Jaques Wagner precisa acompanhar as investigações sobre a morte do jornalista Gel Lopes

Wagner conhecia Gel Lopes e sabia do seu trabalho social
PORTALN3
Não é novidade para ninguém na região do extremo sul que quando o assunto é segurança pública o governo do estado está indo em uma direção banal. Um estudo realizado pelo instituto sangari comprova que o índice de violência em algumas cidades no sul do estado estão exorbitantes. É o caso de Eunápolis, Porto Seguro e Teixeira de Freitas.
O Jornalista Gel Lopes e seu filho Joris quando realizaram o projeto monográfico para a conclusão do curso de bacharelado em jornalismo, fizeram um levantamento sobre o índice da violência na região, a ineficiência do estado e as matérias publicadas em um website do município com relação à editoria policial.
Foi constatado naquele estudo que a maioria crimes relacionados a homicídios nessa região não são solucionados, além de uma péssima perícia feita pela Polícia Técnica desses municípios. O estudo não culpa especificamente os funcionários do estado, mas a forma como a Secretaria de Segurança Pública do estado lida com a situação.

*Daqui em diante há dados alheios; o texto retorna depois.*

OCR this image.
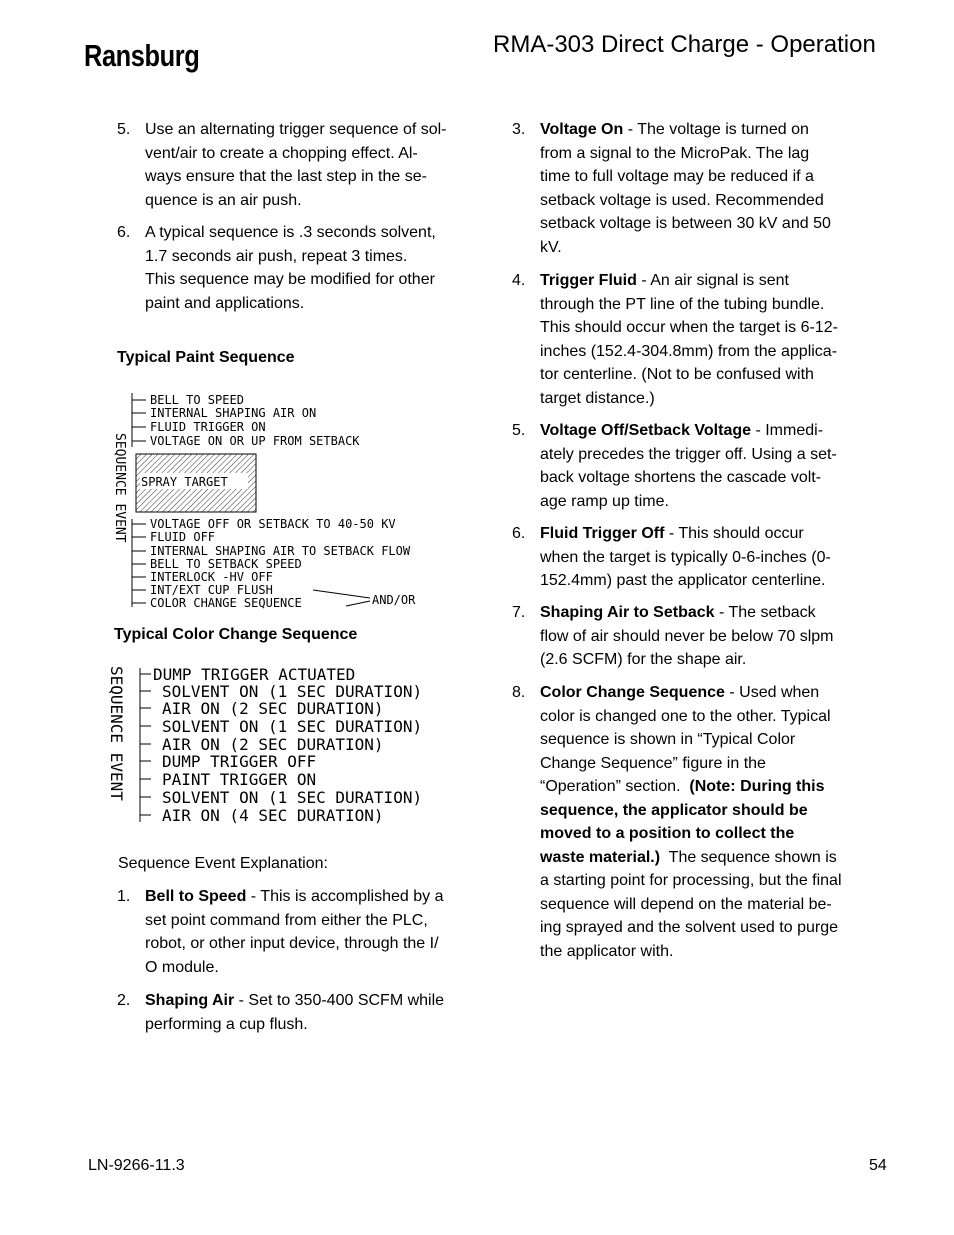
Ransburg	RMA-303 Direct Charge - Operation
5. Use an alternating trigger sequence of sol-
vent/air to create a chopping effect. Al-
ways ensure that the last step in the se-
quence is an air push.
6. A typical sequence is .3 seconds solvent,
1.7 seconds air push, repeat 3 times.
This sequence may be modified for other
paint and applications.
Typical Paint Sequence
SEQUENCE EVENT
BELL TO SPEED
INTERNAL SHAPING AIR ON
FLUID TRIGGER ON
VOLTAGE ON OR UP FROM SETBACK
SPRAY TARGET
VOLTAGE OFF OR SETBACK TO 40-50 KV
FLUID OFF
INTERNAL SHAPING AIR TO SETBACK FLOW
BELL TO SETBACK SPEED
INTERLOCK -HV OFF
INT/EXT CUP FLUSH
COLOR CHANGE SEQUENCE	AND/OR
Typical Color Change Sequence
SEQUENCE EVENT DUMP TRIGGER ACTUATED
SOLVENT ON (1 SEC DURATION)
AIR ON (2 SEC DURATION)
SOLVENT ON (1 SEC DURATION)
AIR ON (2 SEC DURATION)
DUMP TRIGGER OFF
PAINT TRIGGER ON
SOLVENT ON (1 SEC DURATION)
AIR ON (4 SEC DURATION)
Sequence Event Explanation:
1. Bell to Speed - This is accomplished by a
set point command from either the PLC,
robot, or other input device, through the I/
O module.
2. Shaping Air - Set to 350-400 SCFM while
performing a cup flush.
3. Voltage On - The voltage is turned on
from a signal to the MicroPak. The lag
time to full voltage may be reduced if a
setback voltage is used. Recommended
setback voltage is between 30 kV and 50
kV.
4. Trigger Fluid - An air signal is sent
through the PT line of the tubing bundle.
This should occur when the target is 6-12-
inches (152.4-304.8mm) from the applica-
tor centerline. (Not to be confused with
target distance.)
5. Voltage Off/Setback Voltage - Immedi-
ately precedes the trigger off. Using a set-
back voltage shortens the cascade volt-
age ramp up time.
6. Fluid Trigger Off - This should occur
when the target is typically 0-6-inches (0-
152.4mm) past the applicator centerline.
7. Shaping Air to Setback - The setback
flow of air should never be below 70 slpm
(2.6 SCFM) for the shape air.
8. Color Change Sequence - Used when
color is changed one to the other. Typical
sequence is shown in “Typical Color
Change Sequence” figure in the
“Operation” section.  (Note: During this
sequence, the applicator should be
moved to a position to collect the
waste material.)  The sequence shown is
a starting point for processing, but the final
sequence will depend on the material be-
ing sprayed and the solvent used to purge
the applicator with.
LN-9266-11.3	54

O estudo mostra que nesses municípios nos últimos anos matar tornou-se uma normalidade e que noticiar as reportagens nos sites incentiva os criminosos a matar outra vez. A conclusão é de que exista um cooperativismo com relação aos homicídios na região. O resultado é que sem projetos sociais e a ajuda efetiva do estado, os crimes continuarão até chegar à sua casa.
Existe outra vertente que dificulta a sociedade daquilo que realmente acontece nos bastidores das investigações desses crimes que é a publicidade que aponta que as pessoas que morrem através do homicídio consumado tenham ligação direta com tráfico de drogas. Infelizmente é uma culpa do cooperativismo entre imprensa e os órgãos públicos. Não há qualquer base de que todas as pessoas que morrem assassinadas são criminosas, ou participam do crime organizado.
O estudo exibiu que muitos desses assassinatos ocorridos na cidade não tinham qualquer ligação com tráfico de drogas, mas devido à publicidade que foi colocada pelos órgãos do estado e a imprensa, ficou determinado no consciente da sociedade organizada que aquele que morrer assassinato usava drogas ou traficava
Obviamente que os jornalistas não preocupam com esse fator, visto que é um direito constitucional a publicação de uma notícia. No entanto, existe uma regra quebrada pelos veículos de comunicação que são a forma em que publicamos a imagem de uma pessoa morta que não pode se defender, além de não apresentarmos a autorização familiar daquele que foi morto brutalmente.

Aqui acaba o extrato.